2. No, one cannot tell his or her clients, I am going to be raising my rates because I have a wedding to plan. Fair market value determines what can be charged, not what is going on in the provider’s personal life. I don’t understand how he can be 33 and fail to grasp this.
3. Did his parents offer a set amount, or just half of what the total bill would be? So, if you had wanted a $20K wedding, did they offer to pay $10K regardless? Could you drop down to a $10K wedding and pay nothing out of pocket, or would they then only expect to pay $5K?
ETA: rereading it and everyone’s comments, is he basically saying the bride and groom should split the cost of the wedding 50/50, and since his parents are covering his share, he’s good to go? And if the OP can’t scrape together the other 50%, and isn’t willing to guilt trip her parents for more money, and the wedding plans have to be scaled back, fiance is going to whine about how they can’t have the nicer wedding because OP doesn’t think she’s “worth it”??
OP, on top of not sounding very generous, he also sounds immature. And unless I am missing something, not really rocking the critical thinking skills so much either.
Post # 24
Sansa85 : That’s the thing.. First of all, basing a budget on “how much you think youre worth” is not how it works. You base budgets on what you can reasonably afford. But implying that it’s about personal worth and then contributing nothing is both stupid and insulting.

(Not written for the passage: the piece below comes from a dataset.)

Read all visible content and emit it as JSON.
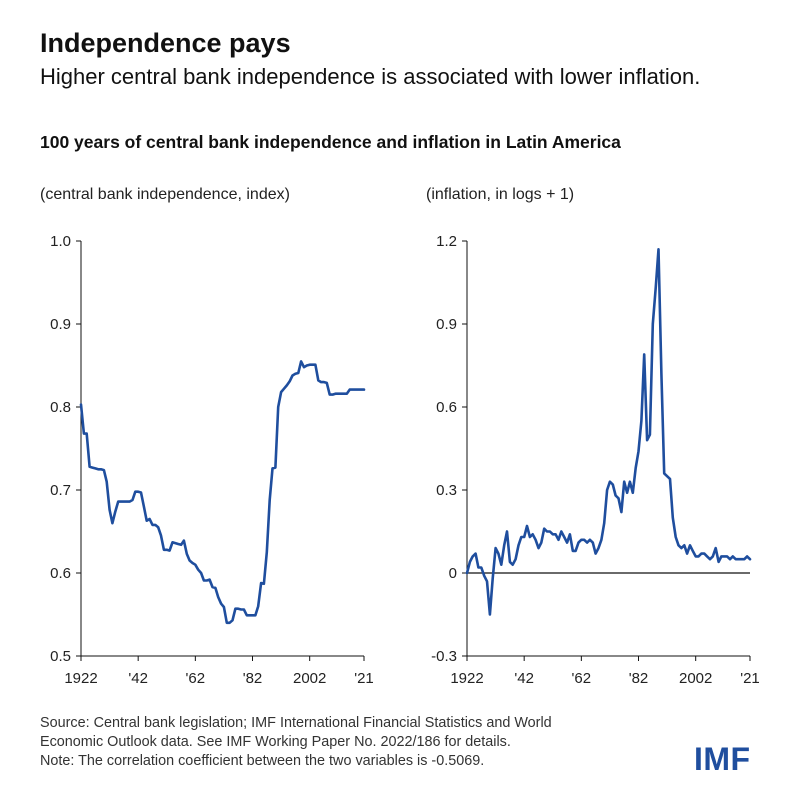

Marriages are supposed to be about becoming a team, OP. It sounds like this guy is still on his parents’ team. It also sounds like he has no understanding of finances at all.
Post # 25
This is stupidest thing I heard in a while your fiance and his family are assholes.. why are you marrying into this garbage?
Post # 26
As PP’s have said..this is a major red flag. If Darling Husband did this when we were engaged I would have seriously given a lot of thought to whether I want to marry him. And this would mostly be due to the way he discussed the issue and not that he/his family aren’t offering to pay for the whole thing. The yours and mine division of thinking is quite concerning. Have you guys talked about how you’ll handle finances once married? I would take a day or two to think about this and plan your discussion with him.
Post # 27
zzar45 : +1. I had an ex who was like this guy, and I’m sure he would have behaved like this if we had ever been in a similar situation. It’s partially why he’s an ex.
Post # 28
I would have a serious talk about how he sees finances once you’re married. Will he expect that you always pay ‘your half’ for all expenditures? If yes, are you ok with that? Is he ok that this means you might not be able to afford some things, like, expensive holidays, because you earn less than him?

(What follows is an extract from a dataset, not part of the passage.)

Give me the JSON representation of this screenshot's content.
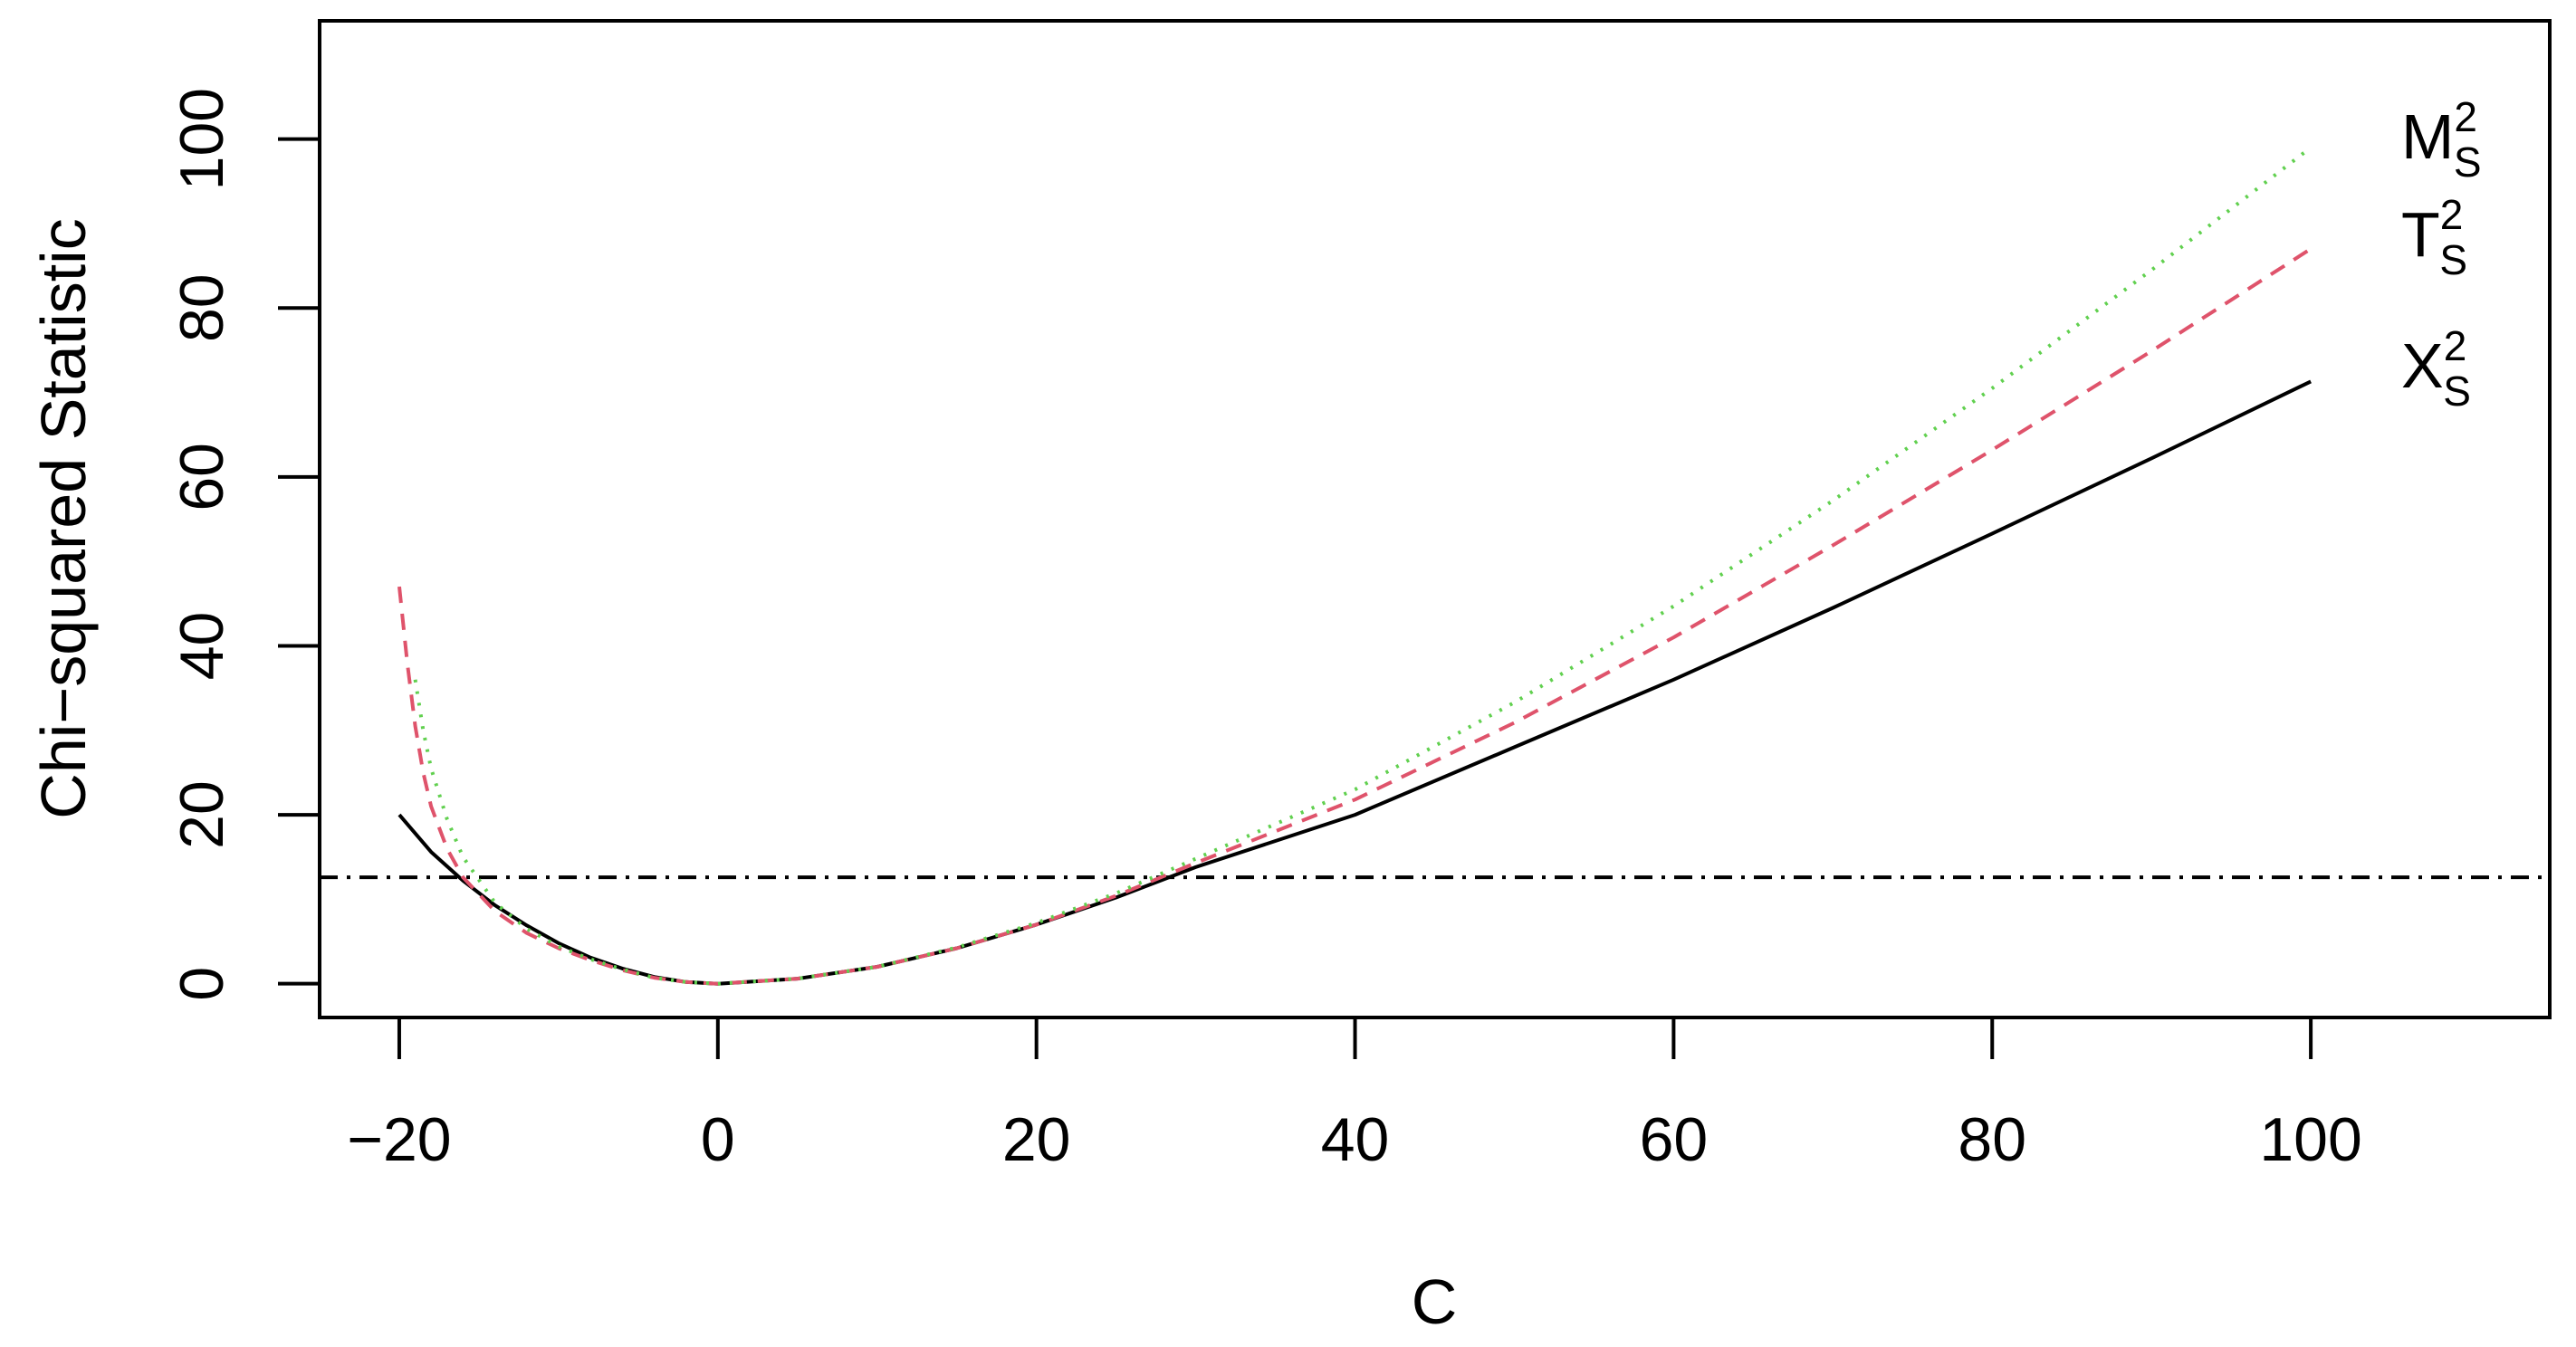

How will he expect this to work if you live together – has he certain expectations? Do they match your expectations?
What if you were to have children? Would that change the dynamic? For example, if you would do more unpaid childcare and other care work, would he acknowledge this? Or would he be treating every expense that he covers from his own money as charity to you?
I personally wouldn’t like a marriage where money was totally separate – I very much see marriage as teamwork. However, that’s just my personal opinion – you might make it work differently. But I would at least have a conversation and talk about the question above before you get married. Then you can make an informed decision and know what you have agreed on!
Post # 29
Why do there have to be “shares” or “halves”…. If his parents contribution + whatever you WANT and are willing to add is your budget, that’s that and work with it! If he doesn’t get that, then… bye! I would be furious. What planet does he live on???
Post # 30
wolfeyes : Sounds to me like fiance really thinks OP should march back to her parents and tell them that if they truly loved her, they would cash out their IRAs to pay their share of her wedding. It’s probably what Baby Boy did (or still does) whenever he wanted something.
And like, if OP is mature enough to not want to pressure her parents this way, not only do they not value her, she doesn’t value herself if she’s not willing to throw tantrums to squeeze more money out.